No właśnie. MIAŁ.
Miałam zamiar powściekać się na tłumy w drogerii.
Na depczące po sobie babki, panoszące się ze swoimi koszykami, bez słowa "przepraszam" w słowniku.
Na braki na półkach, zmaltretowane testery i pootwierane pełnowymiarowe kosmetyki.
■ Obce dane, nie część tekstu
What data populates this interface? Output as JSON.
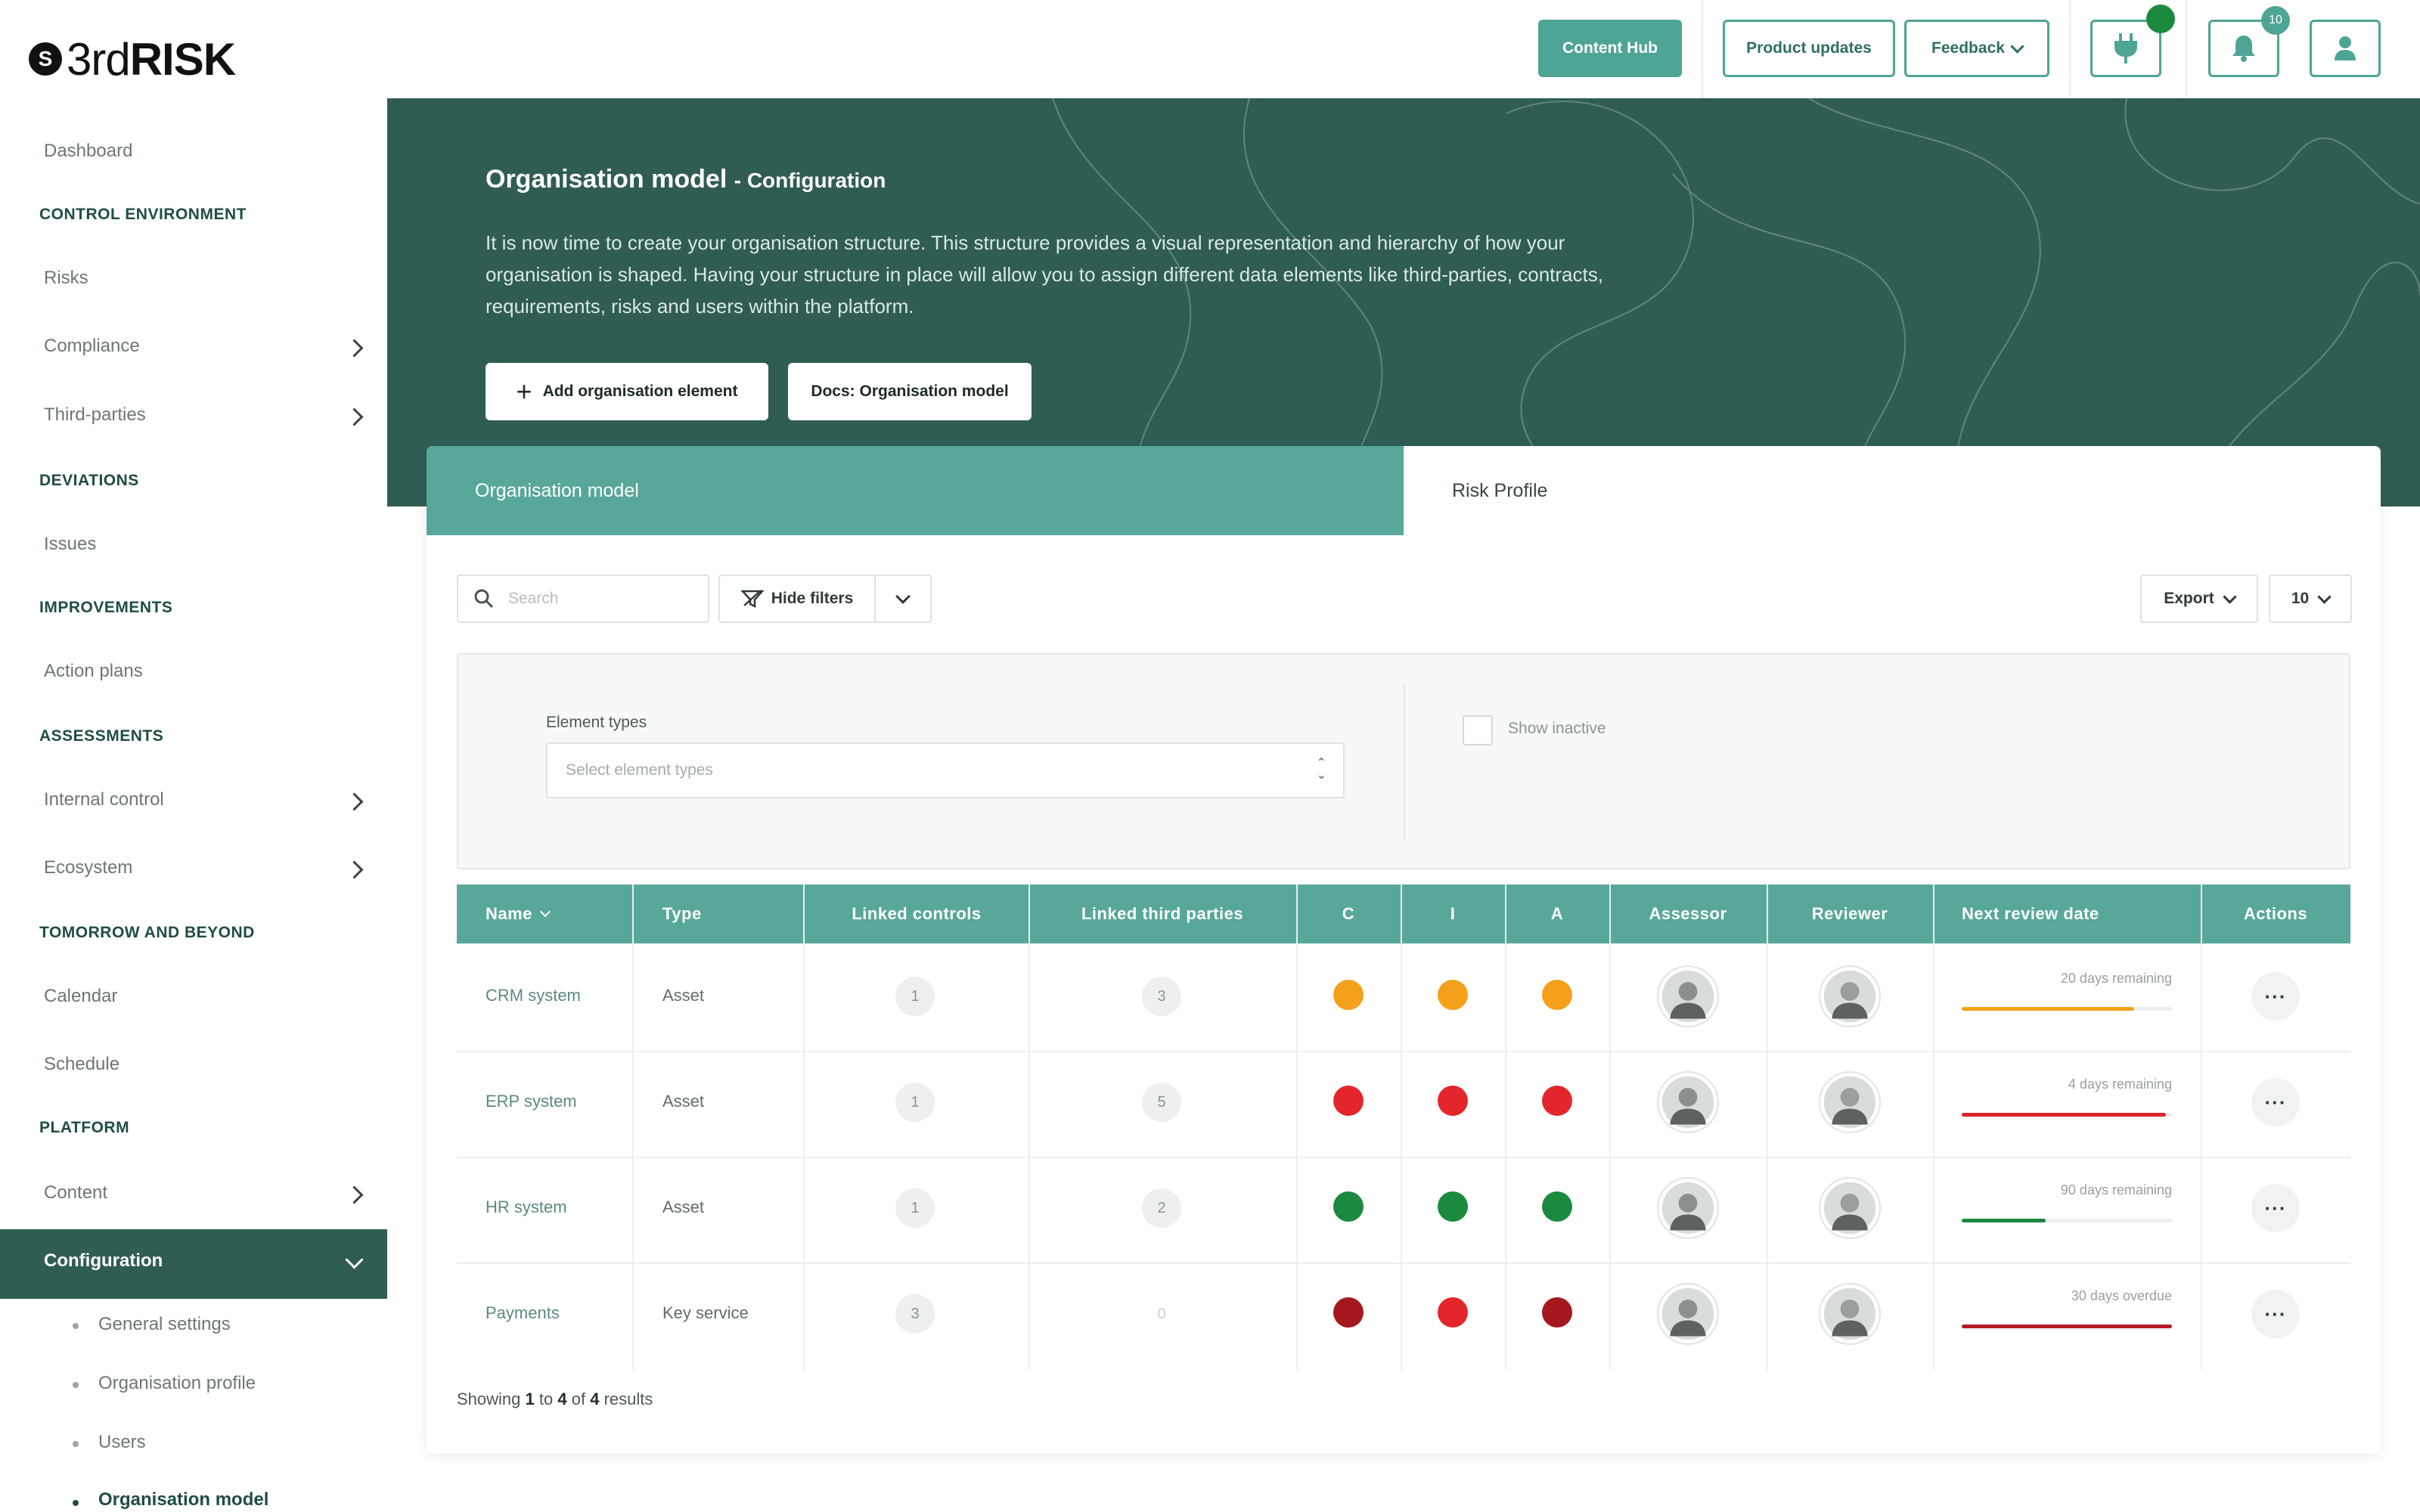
{
  "app": {
    "brand_number": "3rd",
    "brand_word": "RISK",
    "logo_glyph": "S"
  },
  "topbar": {
    "content_hub": "Content Hub",
    "product_updates": "Product updates",
    "feedback": "Feedback",
    "notifications_count": "10"
  },
  "sidebar": {
    "dashboard": "Dashboard",
    "control_environment": "CONTROL ENVIRONMENT",
    "risks": "Risks",
    "compliance": "Compliance",
    "third_parties": "Third-parties",
    "deviations": "DEVIATIONS",
    "issues": "Issues",
    "improvements": "IMPROVEMENTS",
    "action_plans": "Action plans",
    "assessments": "ASSESSMENTS",
    "internal_control": "Internal control",
    "ecosystem": "Ecosystem",
    "tomorrow": "TOMORROW AND BEYOND",
    "calendar": "Calendar",
    "schedule": "Schedule",
    "platform": "PLATFORM",
    "content": "Content",
    "configuration": "Configuration",
    "sub": [
      "General settings",
      "Organisation profile",
      "Users",
      "Organisation model"
    ]
  },
  "banner": {
    "title": "Organisation model",
    "subtitle": "- Configuration",
    "text": "It is now time to create your organisation structure. This structure provides a visual representation and hierarchy of how your organisation is shaped. Having your structure in place will allow you to assign different data elements like third-parties, contracts, requirements, risks and users within the platform.",
    "add_button": "Add organisation element",
    "docs_button": "Docs: Organisation model"
  },
  "tabs": {
    "active": "Organisation model",
    "inactive": "Risk Profile"
  },
  "toolbar": {
    "search_placeholder": "Search",
    "hide_filters": "Hide filters",
    "export": "Export",
    "page_size": "10"
  },
  "filters": {
    "element_types_label": "Element types",
    "element_types_placeholder": "Select element types",
    "show_inactive": "Show inactive"
  },
  "table": {
    "headers": {
      "name": "Name",
      "type": "Type",
      "linked_controls": "Linked controls",
      "linked_third_parties": "Linked third parties",
      "c": "C",
      "i": "I",
      "a": "A",
      "assessor": "Assessor",
      "reviewer": "Reviewer",
      "next_review": "Next review date",
      "actions": "Actions"
    },
    "rows": [
      {
        "name": "CRM system",
        "type": "Asset",
        "controls": "1",
        "third_parties": "3",
        "c": "#f5a01a",
        "i": "#f5a01a",
        "a": "#f5a01a",
        "review": "20 days remaining",
        "progress": 0.82,
        "progress_color": "#f5a01a"
      },
      {
        "name": "ERP system",
        "type": "Asset",
        "controls": "1",
        "third_parties": "5",
        "c": "#e2262b",
        "i": "#e2262b",
        "a": "#e2262b",
        "review": "4 days remaining",
        "progress": 0.97,
        "progress_color": "#d9262b"
      },
      {
        "name": "HR system",
        "type": "Asset",
        "controls": "1",
        "third_parties": "2",
        "c": "#1b8a3e",
        "i": "#1b8a3e",
        "a": "#1b8a3e",
        "review": "90 days remaining",
        "progress": 0.4,
        "progress_color": "#1b8a3e"
      },
      {
        "name": "Payments",
        "type": "Key service",
        "controls": "3",
        "third_parties": "0",
        "c": "#a5181e",
        "i": "#e2262b",
        "a": "#a5181e",
        "review": "30 days overdue",
        "progress": 1.0,
        "progress_color": "#b51a21"
      }
    ]
  },
  "footer": {
    "showing": "Showing",
    "from": "1",
    "to_word": "to",
    "to": "4",
    "of_word": "of",
    "total": "4",
    "results": "results"
  }
}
Ale nagle coś mnie tknęło, i zamiast do drogerii w centrum pasażu handlowego (swoją drogą, jeśli jesteście z Wrocławia - omijajcie Pasaż Grunwaldzki szerokim łukiem, ja trafiłam do istnego piekła :D), udałam się do Rossmanna otwartego jakiś czas temu mieszącego się 3 minuty spacerkiem od mojego domu.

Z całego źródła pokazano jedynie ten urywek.